= Inspiration, Please! =

American game show

Inspiration, Please! is an American game show that aired on the Odyssey Channel (now the Hallmark Channel) from October 1, 1995, until 1998. The show was created by Donald Epstein, who also served as the show's announcer. Robert G. Lee hosted. The show was produced by Trinity Productions at the Trinity TV Studios at Trinity Church at the corner of Broadway and Wall Street in New York City.

==Gameplay==
Three players competed daily.

===Round one===
In round one, host Lee asked the contestants trivia questions on subjects and areas ranging from Bible trivia to art and zoology.
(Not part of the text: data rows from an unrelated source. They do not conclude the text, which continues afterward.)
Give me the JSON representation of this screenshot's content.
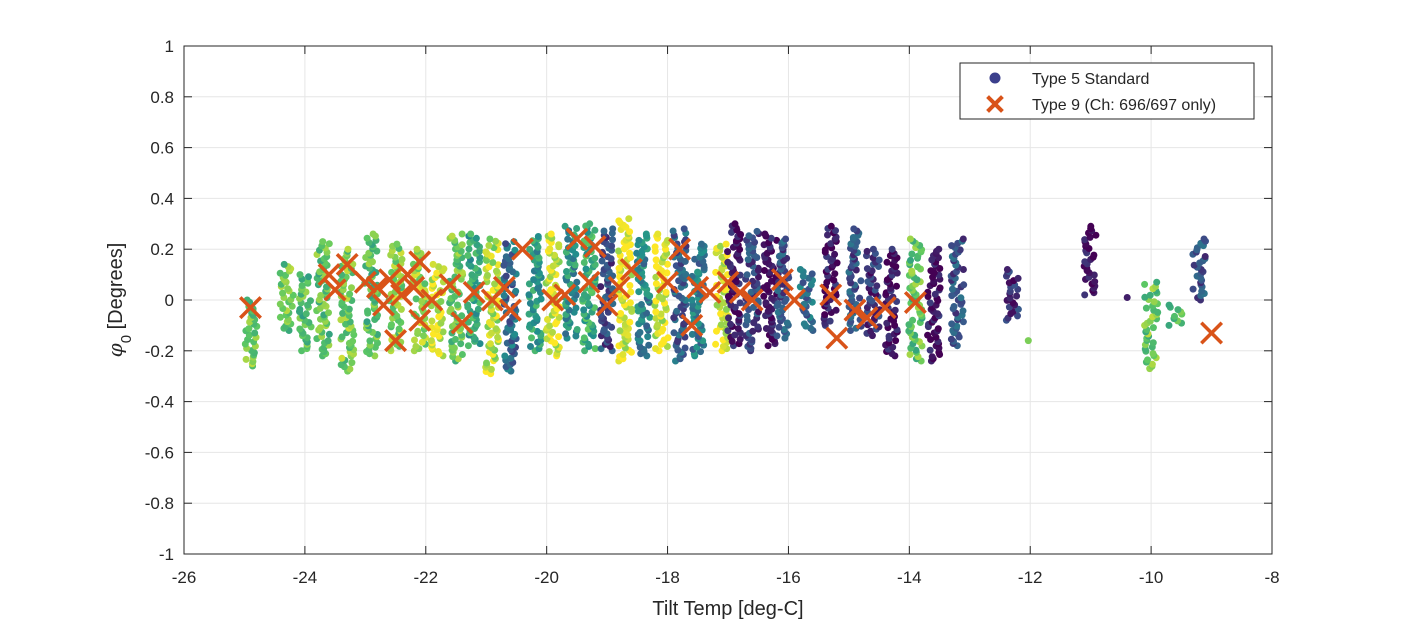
{
  "chart_data": {
    "type": "scatter",
    "title": "",
    "xlabel": "Tilt Temp [deg-C]",
    "ylabel_symbol": "φ",
    "ylabel_subscript": "0",
    "ylabel_rest": " [Degrees]",
    "xlim": [
      -26,
      -8
    ],
    "ylim": [
      -1,
      1
    ],
    "xticks": [
      -26,
      -24,
      -22,
      -20,
      -18,
      -16,
      -14,
      -12,
      -10,
      -8
    ],
    "yticks": [
      -1,
      -0.8,
      -0.6,
      -0.4,
      -0.2,
      0,
      0.2,
      0.4,
      0.6,
      0.8,
      1
    ],
    "xtick_labels": [
      "-26",
      "-24",
      "-22",
      "-20",
      "-18",
      "-16",
      "-14",
      "-12",
      "-10",
      "-8"
    ],
    "ytick_labels": [
      "-1",
      "-0.8",
      "-0.6",
      "-0.4",
      "-0.2",
      "0",
      "0.2",
      "0.4",
      "0.6",
      "0.8",
      "1"
    ],
    "grid": true,
    "legend_position": "top-right",
    "colormap_stops": [
      "#440154",
      "#3b528b",
      "#21918c",
      "#5ec962",
      "#fde725"
    ],
    "series": [
      {
        "name": "Type 5 Standard",
        "marker": "dot",
        "legend_color": "#3b3f8c",
        "columns": [
          {
            "x": -24.9,
            "ymin": -0.26,
            "ymax": 0.0,
            "c": 0.75
          },
          {
            "x": -24.3,
            "ymin": -0.12,
            "ymax": 0.14,
            "c": 0.75
          },
          {
            "x": -24.0,
            "ymin": -0.2,
            "ymax": 0.1,
            "c": 0.7
          },
          {
            "x": -23.7,
            "ymin": -0.22,
            "ymax": 0.23,
            "c": 0.72
          },
          {
            "x": -23.3,
            "ymin": -0.28,
            "ymax": 0.2,
            "c": 0.78
          },
          {
            "x": -22.9,
            "ymin": -0.22,
            "ymax": 0.26,
            "c": 0.72
          },
          {
            "x": -22.5,
            "ymin": -0.2,
            "ymax": 0.22,
            "c": 0.8
          },
          {
            "x": -22.1,
            "ymin": -0.2,
            "ymax": 0.2,
            "c": 0.85
          },
          {
            "x": -21.8,
            "ymin": -0.22,
            "ymax": 0.14,
            "c": 0.95
          },
          {
            "x": -21.5,
            "ymin": -0.24,
            "ymax": 0.26,
            "c": 0.75
          },
          {
            "x": -21.2,
            "ymin": -0.18,
            "ymax": 0.26,
            "c": 0.6
          },
          {
            "x": -20.9,
            "ymin": -0.29,
            "ymax": 0.24,
            "c": 0.9
          },
          {
            "x": -20.6,
            "ymin": -0.28,
            "ymax": 0.23,
            "c": 0.35
          },
          {
            "x": -20.2,
            "ymin": -0.2,
            "ymax": 0.25,
            "c": 0.55
          },
          {
            "x": -19.9,
            "ymin": -0.22,
            "ymax": 0.26,
            "c": 0.95
          },
          {
            "x": -19.6,
            "ymin": -0.15,
            "ymax": 0.29,
            "c": 0.5
          },
          {
            "x": -19.3,
            "ymin": -0.2,
            "ymax": 0.3,
            "c": 0.62
          },
          {
            "x": -19.0,
            "ymin": -0.2,
            "ymax": 0.28,
            "c": 0.22
          },
          {
            "x": -18.7,
            "ymin": -0.24,
            "ymax": 0.32,
            "c": 0.95
          },
          {
            "x": -18.4,
            "ymin": -0.22,
            "ymax": 0.26,
            "c": 0.45
          },
          {
            "x": -18.1,
            "ymin": -0.2,
            "ymax": 0.26,
            "c": 0.95
          },
          {
            "x": -17.8,
            "ymin": -0.24,
            "ymax": 0.28,
            "c": 0.3
          },
          {
            "x": -17.5,
            "ymin": -0.22,
            "ymax": 0.22,
            "c": 0.4
          },
          {
            "x": -17.1,
            "ymin": -0.2,
            "ymax": 0.22,
            "c": 0.95
          },
          {
            "x": -16.9,
            "ymin": -0.18,
            "ymax": 0.3,
            "c": 0.05
          },
          {
            "x": -16.6,
            "ymin": -0.2,
            "ymax": 0.27,
            "c": 0.2
          },
          {
            "x": -16.3,
            "ymin": -0.18,
            "ymax": 0.26,
            "c": 0.05
          },
          {
            "x": -16.1,
            "ymin": -0.15,
            "ymax": 0.24,
            "c": 0.25
          },
          {
            "x": -15.7,
            "ymin": -0.12,
            "ymax": 0.12,
            "c": 0.35
          },
          {
            "x": -15.3,
            "ymin": -0.1,
            "ymax": 0.29,
            "c": 0.05
          },
          {
            "x": -14.9,
            "ymin": -0.12,
            "ymax": 0.28,
            "c": 0.25
          },
          {
            "x": -14.6,
            "ymin": -0.14,
            "ymax": 0.2,
            "c": 0.15
          },
          {
            "x": -14.3,
            "ymin": -0.22,
            "ymax": 0.2,
            "c": 0.05
          },
          {
            "x": -13.9,
            "ymin": -0.24,
            "ymax": 0.24,
            "c": 0.72
          },
          {
            "x": -13.6,
            "ymin": -0.24,
            "ymax": 0.2,
            "c": 0.05
          },
          {
            "x": -13.2,
            "ymin": -0.18,
            "ymax": 0.24,
            "c": 0.25
          },
          {
            "x": -12.3,
            "ymin": -0.08,
            "ymax": 0.12,
            "c": 0.15
          },
          {
            "x": -12.0,
            "ymin": -0.16,
            "ymax": -0.16,
            "c": 0.75
          },
          {
            "x": -11.0,
            "ymin": 0.02,
            "ymax": 0.29,
            "c": 0.05
          },
          {
            "x": -10.5,
            "ymin": 0.01,
            "ymax": 0.01,
            "c": 0.2
          },
          {
            "x": -10.0,
            "ymin": -0.27,
            "ymax": 0.07,
            "c": 0.75
          },
          {
            "x": -9.6,
            "ymin": -0.1,
            "ymax": -0.02,
            "c": 0.7
          },
          {
            "x": -9.2,
            "ymin": -0.0,
            "ymax": 0.24,
            "c": 0.25
          }
        ]
      },
      {
        "name": "Type 9 (Ch: 696/697 only)",
        "marker": "x",
        "color": "#d95319",
        "points": [
          [
            -24.9,
            -0.03
          ],
          [
            -23.6,
            0.1
          ],
          [
            -23.5,
            0.04
          ],
          [
            -23.3,
            0.14
          ],
          [
            -23.0,
            0.07
          ],
          [
            -22.8,
            0.05
          ],
          [
            -22.7,
            -0.02
          ],
          [
            -22.6,
            0.08
          ],
          [
            -22.5,
            -0.16
          ],
          [
            -22.4,
            0.02
          ],
          [
            -22.3,
            0.1
          ],
          [
            -22.2,
            0.05
          ],
          [
            -22.1,
            -0.08
          ],
          [
            -22.1,
            0.15
          ],
          [
            -21.9,
            0.0
          ],
          [
            -21.6,
            0.06
          ],
          [
            -21.4,
            -0.09
          ],
          [
            -21.2,
            0.03
          ],
          [
            -20.9,
            0.0
          ],
          [
            -20.7,
            0.05
          ],
          [
            -20.6,
            -0.04
          ],
          [
            -20.4,
            0.2
          ],
          [
            -19.9,
            0.0
          ],
          [
            -19.7,
            0.02
          ],
          [
            -19.5,
            0.24
          ],
          [
            -19.3,
            0.07
          ],
          [
            -19.2,
            0.21
          ],
          [
            -19.0,
            -0.02
          ],
          [
            -18.8,
            0.05
          ],
          [
            -18.6,
            0.12
          ],
          [
            -18.0,
            0.07
          ],
          [
            -17.8,
            0.2
          ],
          [
            -17.6,
            -0.1
          ],
          [
            -17.5,
            0.05
          ],
          [
            -17.3,
            0.03
          ],
          [
            -17.0,
            0.07
          ],
          [
            -16.8,
            0.03
          ],
          [
            -16.6,
            0.0
          ],
          [
            -16.1,
            0.08
          ],
          [
            -15.9,
            0.0
          ],
          [
            -15.3,
            0.02
          ],
          [
            -15.2,
            -0.15
          ],
          [
            -14.9,
            -0.04
          ],
          [
            -14.7,
            -0.07
          ],
          [
            -14.4,
            -0.03
          ],
          [
            -13.9,
            -0.01
          ],
          [
            -9.0,
            -0.13
          ]
        ]
      }
    ]
  },
  "legend": {
    "items": [
      {
        "label": "Type 5 Standard",
        "marker": "dot",
        "color": "#3b3f8c"
      },
      {
        "label": "Type 9 (Ch: 696/697 only)",
        "marker": "x",
        "color": "#d95319"
      }
    ]
  }
}
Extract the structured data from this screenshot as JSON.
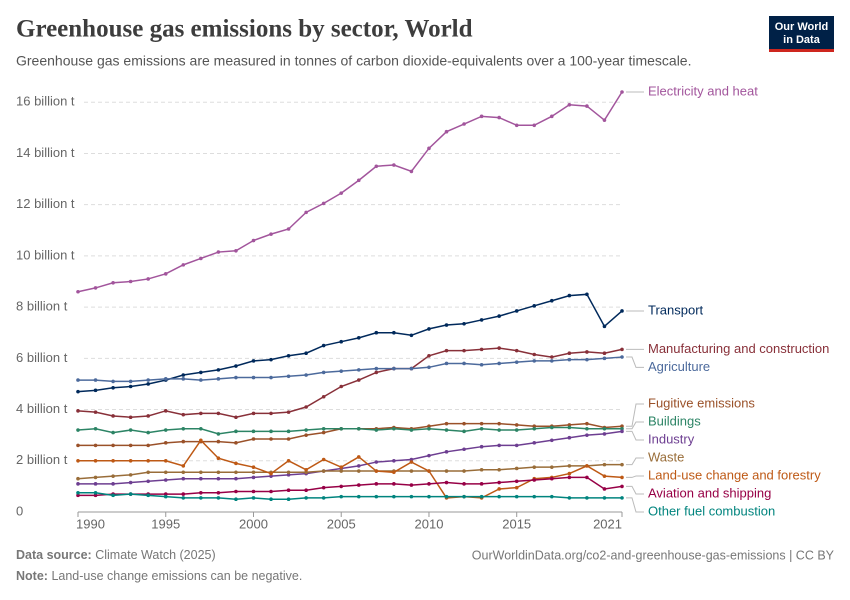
{
  "chart_data": {
    "type": "line",
    "title": "Greenhouse gas emissions by sector, World",
    "subtitle": "Greenhouse gas emissions are measured in tonnes of carbon dioxide-equivalents over a 100-year timescale.",
    "logo": [
      "Our World",
      "in Data"
    ],
    "source_label": "Data source:",
    "source": "Climate Watch (2025)",
    "url": "OurWorldinData.org/co2-and-greenhouse-gas-emissions | CC BY",
    "note_label": "Note:",
    "note": "Land-use change emissions can be negative.",
    "grid": true,
    "x": [
      1990,
      1991,
      1992,
      1993,
      1994,
      1995,
      1996,
      1997,
      1998,
      1999,
      2000,
      2001,
      2002,
      2003,
      2004,
      2005,
      2006,
      2007,
      2008,
      2009,
      2010,
      2011,
      2012,
      2013,
      2014,
      2015,
      2016,
      2017,
      2018,
      2019,
      2020,
      2021
    ],
    "xlim": [
      1990,
      2021
    ],
    "xticks": [
      1990,
      1995,
      2000,
      2005,
      2010,
      2015,
      2021
    ],
    "ylim": [
      0,
      16.4
    ],
    "yticks": [
      0,
      {
        "value": 2,
        "label": "2 billion t"
      },
      {
        "value": 4,
        "label": "4 billion t"
      },
      {
        "value": 6,
        "label": "6 billion t"
      },
      {
        "value": 8,
        "label": "8 billion t"
      },
      {
        "value": 10,
        "label": "10 billion t"
      },
      {
        "value": 12,
        "label": "12 billion t"
      },
      {
        "value": 14,
        "label": "14 billion t"
      },
      {
        "value": 16,
        "label": "16 billion t"
      }
    ],
    "series": [
      {
        "name": "Electricity and heat",
        "color": "#a2559c",
        "values": [
          8.6,
          8.75,
          8.95,
          9.0,
          9.1,
          9.3,
          9.65,
          9.9,
          10.15,
          10.2,
          10.6,
          10.85,
          11.05,
          11.7,
          12.05,
          12.45,
          12.95,
          13.5,
          13.55,
          13.3,
          14.2,
          14.85,
          15.15,
          15.45,
          15.4,
          15.1,
          15.1,
          15.45,
          15.9,
          15.85,
          15.3,
          16.4
        ]
      },
      {
        "name": "Transport",
        "color": "#00295b",
        "values": [
          4.7,
          4.75,
          4.85,
          4.9,
          5.0,
          5.15,
          5.35,
          5.45,
          5.55,
          5.7,
          5.9,
          5.95,
          6.1,
          6.2,
          6.5,
          6.65,
          6.8,
          7.0,
          7.0,
          6.9,
          7.15,
          7.3,
          7.35,
          7.5,
          7.65,
          7.85,
          8.05,
          8.25,
          8.45,
          8.5,
          7.25,
          7.85
        ]
      },
      {
        "name": "Manufacturing and construction",
        "color": "#883039",
        "values": [
          3.95,
          3.9,
          3.75,
          3.7,
          3.75,
          3.95,
          3.8,
          3.85,
          3.85,
          3.7,
          3.85,
          3.85,
          3.9,
          4.1,
          4.5,
          4.9,
          5.15,
          5.45,
          5.6,
          5.6,
          6.1,
          6.3,
          6.3,
          6.35,
          6.4,
          6.3,
          6.15,
          6.05,
          6.2,
          6.25,
          6.2,
          6.35
        ]
      },
      {
        "name": "Agriculture",
        "color": "#4c6a9c",
        "values": [
          5.15,
          5.15,
          5.1,
          5.1,
          5.15,
          5.2,
          5.2,
          5.15,
          5.2,
          5.25,
          5.25,
          5.25,
          5.3,
          5.35,
          5.45,
          5.5,
          5.55,
          5.6,
          5.6,
          5.6,
          5.65,
          5.8,
          5.8,
          5.75,
          5.8,
          5.85,
          5.9,
          5.9,
          5.95,
          5.95,
          6.0,
          6.05
        ]
      },
      {
        "name": "Fugitive emissions",
        "color": "#9a5129",
        "values": [
          2.6,
          2.6,
          2.6,
          2.6,
          2.6,
          2.7,
          2.75,
          2.75,
          2.75,
          2.7,
          2.85,
          2.85,
          2.85,
          3.0,
          3.1,
          3.25,
          3.25,
          3.25,
          3.3,
          3.25,
          3.35,
          3.45,
          3.45,
          3.45,
          3.45,
          3.4,
          3.35,
          3.35,
          3.4,
          3.45,
          3.3,
          3.35
        ]
      },
      {
        "name": "Buildings",
        "color": "#2c8465",
        "values": [
          3.2,
          3.25,
          3.1,
          3.2,
          3.1,
          3.2,
          3.25,
          3.25,
          3.05,
          3.15,
          3.15,
          3.15,
          3.15,
          3.2,
          3.25,
          3.25,
          3.25,
          3.2,
          3.25,
          3.2,
          3.25,
          3.2,
          3.15,
          3.25,
          3.2,
          3.2,
          3.25,
          3.3,
          3.3,
          3.25,
          3.25,
          3.25
        ]
      },
      {
        "name": "Industry",
        "color": "#6d3e91",
        "values": [
          1.1,
          1.1,
          1.1,
          1.15,
          1.2,
          1.25,
          1.3,
          1.3,
          1.3,
          1.3,
          1.35,
          1.4,
          1.45,
          1.5,
          1.6,
          1.7,
          1.8,
          1.95,
          2.0,
          2.05,
          2.2,
          2.35,
          2.45,
          2.55,
          2.6,
          2.6,
          2.7,
          2.8,
          2.9,
          3.0,
          3.05,
          3.15
        ]
      },
      {
        "name": "Waste",
        "color": "#996d39",
        "values": [
          1.3,
          1.35,
          1.4,
          1.45,
          1.55,
          1.55,
          1.55,
          1.55,
          1.55,
          1.55,
          1.55,
          1.55,
          1.55,
          1.55,
          1.6,
          1.6,
          1.6,
          1.6,
          1.6,
          1.6,
          1.6,
          1.6,
          1.6,
          1.65,
          1.65,
          1.7,
          1.75,
          1.75,
          1.8,
          1.8,
          1.85,
          1.85
        ]
      },
      {
        "name": "Land-use change and forestry",
        "color": "#be5915",
        "values": [
          2.0,
          2.0,
          2.0,
          2.0,
          2.0,
          2.0,
          1.8,
          2.8,
          2.1,
          1.9,
          1.75,
          1.5,
          2.0,
          1.65,
          2.05,
          1.75,
          2.15,
          1.6,
          1.55,
          1.95,
          1.6,
          0.55,
          0.6,
          0.55,
          0.9,
          0.95,
          1.3,
          1.35,
          1.5,
          1.8,
          1.4,
          1.35
        ]
      },
      {
        "name": "Aviation and shipping",
        "color": "#970046",
        "values": [
          0.65,
          0.65,
          0.7,
          0.7,
          0.7,
          0.7,
          0.7,
          0.75,
          0.75,
          0.8,
          0.8,
          0.8,
          0.85,
          0.85,
          0.95,
          1.0,
          1.05,
          1.1,
          1.1,
          1.05,
          1.1,
          1.15,
          1.1,
          1.1,
          1.15,
          1.2,
          1.25,
          1.3,
          1.35,
          1.35,
          0.9,
          1.0
        ]
      },
      {
        "name": "Other fuel combustion",
        "color": "#00847e",
        "values": [
          0.75,
          0.75,
          0.65,
          0.7,
          0.65,
          0.6,
          0.55,
          0.55,
          0.55,
          0.5,
          0.55,
          0.5,
          0.5,
          0.55,
          0.55,
          0.6,
          0.6,
          0.6,
          0.6,
          0.6,
          0.6,
          0.6,
          0.6,
          0.6,
          0.6,
          0.6,
          0.6,
          0.6,
          0.55,
          0.55,
          0.55,
          0.55
        ]
      }
    ]
  }
}
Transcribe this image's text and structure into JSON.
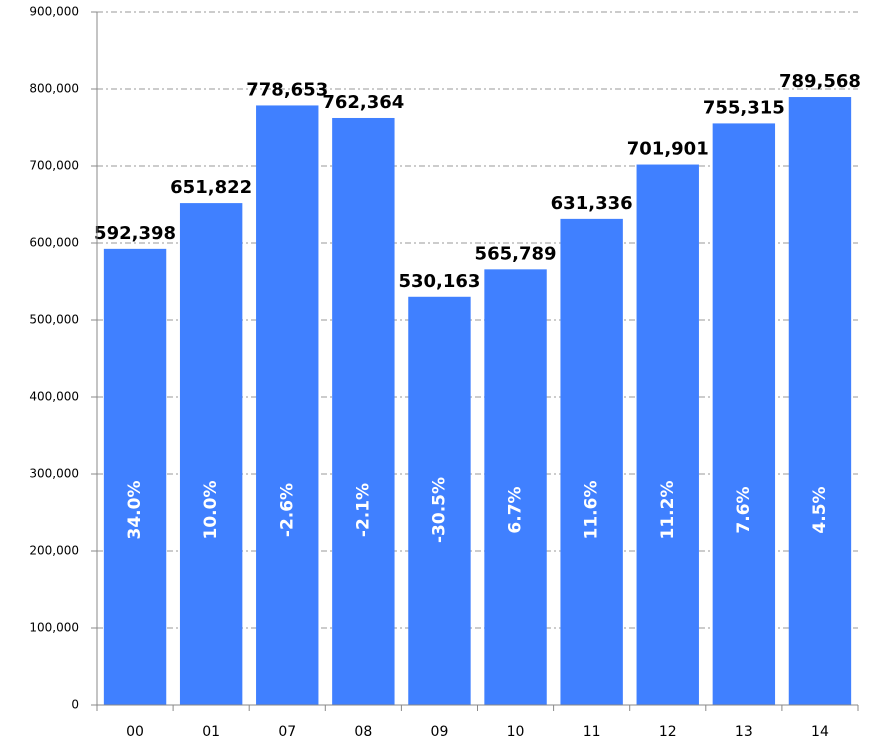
{
  "chart_data": {
    "type": "bar",
    "categories": [
      "00",
      "01",
      "07",
      "08",
      "09",
      "10",
      "11",
      "12",
      "13",
      "14"
    ],
    "values": [
      592398,
      651822,
      778653,
      762364,
      530163,
      565789,
      631336,
      701901,
      755315,
      789568
    ],
    "value_labels": [
      "592,398",
      "651,822",
      "778,653",
      "762,364",
      "530,163",
      "565,789",
      "631,336",
      "701,901",
      "755,315",
      "789,568"
    ],
    "inner_labels": [
      "34.0%",
      "10.0%",
      "-2.6%",
      "-2.1%",
      "-30.5%",
      "6.7%",
      "11.6%",
      "11.2%",
      "7.6%",
      "4.5%"
    ],
    "color": "#4080ff",
    "ylim": [
      0,
      900000
    ],
    "yticks": [
      0,
      {
        "value": 100000,
        "label": "100,000"
      },
      {
        "value": 200000,
        "label": "200,000"
      },
      {
        "value": 300000,
        "label": "300,000"
      },
      {
        "value": 400000,
        "label": "400,000"
      },
      {
        "value": 500000,
        "label": "500,000"
      },
      {
        "value": 600000,
        "label": "600,000"
      },
      {
        "value": 700000,
        "label": "700,000"
      },
      {
        "value": 800000,
        "label": "800,000"
      },
      {
        "value": 900000,
        "label": "900,000"
      }
    ],
    "grid": true
  }
}
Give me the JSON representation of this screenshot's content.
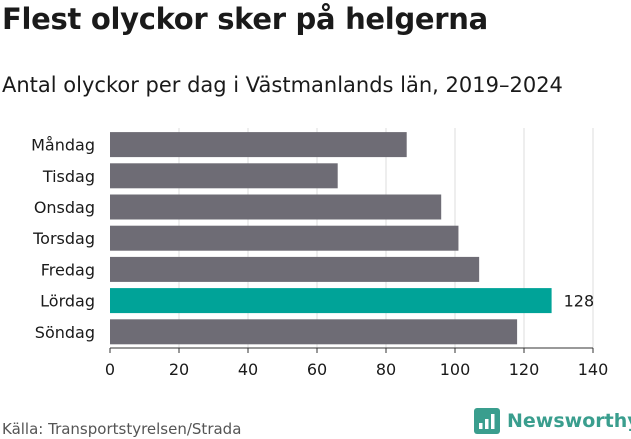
{
  "chart_data": {
    "type": "bar",
    "orientation": "horizontal",
    "title": "Flest olyckor sker på helgerna",
    "subtitle": "Antal olyckor per dag i Västmanlands län, 2019–2024",
    "categories": [
      "Måndag",
      "Tisdag",
      "Onsdag",
      "Torsdag",
      "Fredag",
      "Lördag",
      "Söndag"
    ],
    "values": [
      86,
      66,
      96,
      101,
      107,
      128,
      118
    ],
    "highlight": "Lördag",
    "data_labels": {
      "Lördag": "128"
    },
    "xlim": [
      0,
      140
    ],
    "xticks": [
      0,
      20,
      40,
      60,
      80,
      100,
      120,
      140
    ],
    "grid": "vertical",
    "colors": {
      "bar": "#6e6c75",
      "highlight": "#00a398"
    }
  },
  "source": "Källa: Transportstyrelsen/Strada",
  "brand": {
    "name": "Newsworthy",
    "icon": "bar-chart-logo-icon",
    "color": "#3a9e8e"
  }
}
The first player to buzz in with the correct answer earned 10 points and a chance at a bonus question on the same subject for an additional 10 points.

===Round two===
Round two was played the same way as round one, but with point values doubled, meaning that questions were worth 20 points.

===Round three===
In round three, all correct answers to questions were worth 30 points. The first letter of each answer was a letter in that day's "Inspiration Word" (the number of letters varied per episode). Giving correct answers allowed players to solve the word. Solving the word scored an additional 100 points and ended the game.

The player with the most points won the game, received prizes, and returned for further rounds in an elimination tournament, whose eventual winner won the grand prize trip for two to the Holy Land.